Last month we discussed peak average house prices and stated that AberdeenCity was close to breaking its previous record level. We can indeed advise that this month AberdeenCity has surpassed its previous house price peak of £186,917, recorded in December 2012. The current average price is now £194,202, up 5% on the month; this is the only Local Authority Area in Scotland to have set a new peak price over the last year. Apart from Aberdeen City, the area closest to its peak price is Angus, where currently prices are £2,850, or 2%, from the peak of £143,478 established in June 2008.
The graph above shows the number of monthly transactions recorded by the Registers of Scotland (RoS) for the period January 2007 to May 2013, without seasonal adjustment. There is a bias towards the summer months in the purchase of homes, with May typically seeing an increase in sales of 13% over April levels. This year there has been an increase of 5% in sales volumes over April, which is lower than we would normally expect. However, sales in April were more buoyant than usual, which has resulted in a lower percentage increase in sales in May. For the period from January to the end of May 2013, transaction levels are running 4.4% ahead of the same five months in 2012.
Approximately half the rise in sales to date in 2013 compared to 2012 is the result of an increase in activity by first time buyers. The CML reports that “In the first quarter of 2013, a total of 4,500 loans were advanced to first-time buyers in Scotland. This represented a 10% increase on the first quarter of 2012 when there were 4,100 loans”. There has also been a pick-up in activity by buy-to-let landlords, with rentals in most areas of Scotland remaining strong.
Given the increase in activity by first time buyers, it is perhaps not surprising that the property type with the highest increase in transactions in the first five months of 2013 compared to the same period in 2012 is terraces, up 10%. In quantum terms, the largest increase in terraces over this period was seen in Glasgow, up by 44 properties, or 12%, compared to the same period in 2012. In percentage terms the highest increase in the number of terraced properties sold was in Perth & Kinross, up 38%, or 38 properties, followed by Dundee city, up 30%, or 39 properties.

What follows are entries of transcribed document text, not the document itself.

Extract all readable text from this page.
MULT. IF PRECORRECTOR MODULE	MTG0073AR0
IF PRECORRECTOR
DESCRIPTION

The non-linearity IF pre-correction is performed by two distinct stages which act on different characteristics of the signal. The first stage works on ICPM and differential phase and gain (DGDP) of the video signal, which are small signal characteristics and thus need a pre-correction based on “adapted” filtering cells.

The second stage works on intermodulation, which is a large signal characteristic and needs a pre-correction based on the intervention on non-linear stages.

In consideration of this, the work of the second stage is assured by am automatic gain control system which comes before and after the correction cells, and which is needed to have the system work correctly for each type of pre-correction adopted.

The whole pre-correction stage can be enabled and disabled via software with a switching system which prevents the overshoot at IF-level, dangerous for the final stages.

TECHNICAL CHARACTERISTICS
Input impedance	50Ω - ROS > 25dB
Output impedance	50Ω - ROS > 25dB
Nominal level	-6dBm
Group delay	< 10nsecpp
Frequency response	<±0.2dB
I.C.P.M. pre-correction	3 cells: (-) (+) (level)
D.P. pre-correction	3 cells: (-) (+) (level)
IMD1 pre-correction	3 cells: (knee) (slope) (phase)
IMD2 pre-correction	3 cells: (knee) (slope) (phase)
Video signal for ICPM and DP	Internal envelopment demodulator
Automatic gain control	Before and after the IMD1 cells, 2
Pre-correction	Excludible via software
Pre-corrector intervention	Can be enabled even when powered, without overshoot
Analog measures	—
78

The second largest increase in 2013 by property type, compared to the same period in 2012, was detached houses, up by 7%, or 270 properties. Here the largest quantum increase in detached sales was seen in Aberdeenshire, up by 91 properties, followed by the Highlands up by an extra 63 sales on 2012 levels, an 18% increase.
As with house prices, property sales have increased in the first five months of 2013 in the majority of Local Authority areas, compared to the same period a year earlier, with 25 of the 32 authority areas witnessing rises in transaction levels. The largest percentage increase was in Midlothian where transactions have increased by 48% over 2012 – this was across all property types, but especially detached houses, which have seen a doubling in the number of properties sold. Midlothian is followed by East Dunbartonshire, up 19% in sales volumes, with the largest increases taking place in the sale of detached homes. The area with the highest increase in the sale of flats is Edinburgh, with an additional 228 units being sold compared to the previous year. This increase in the sale of flats in Edinburgh represents 60% of the additional 390 flats sold in Scotland in the first five months of 2013, compared to a year earlier.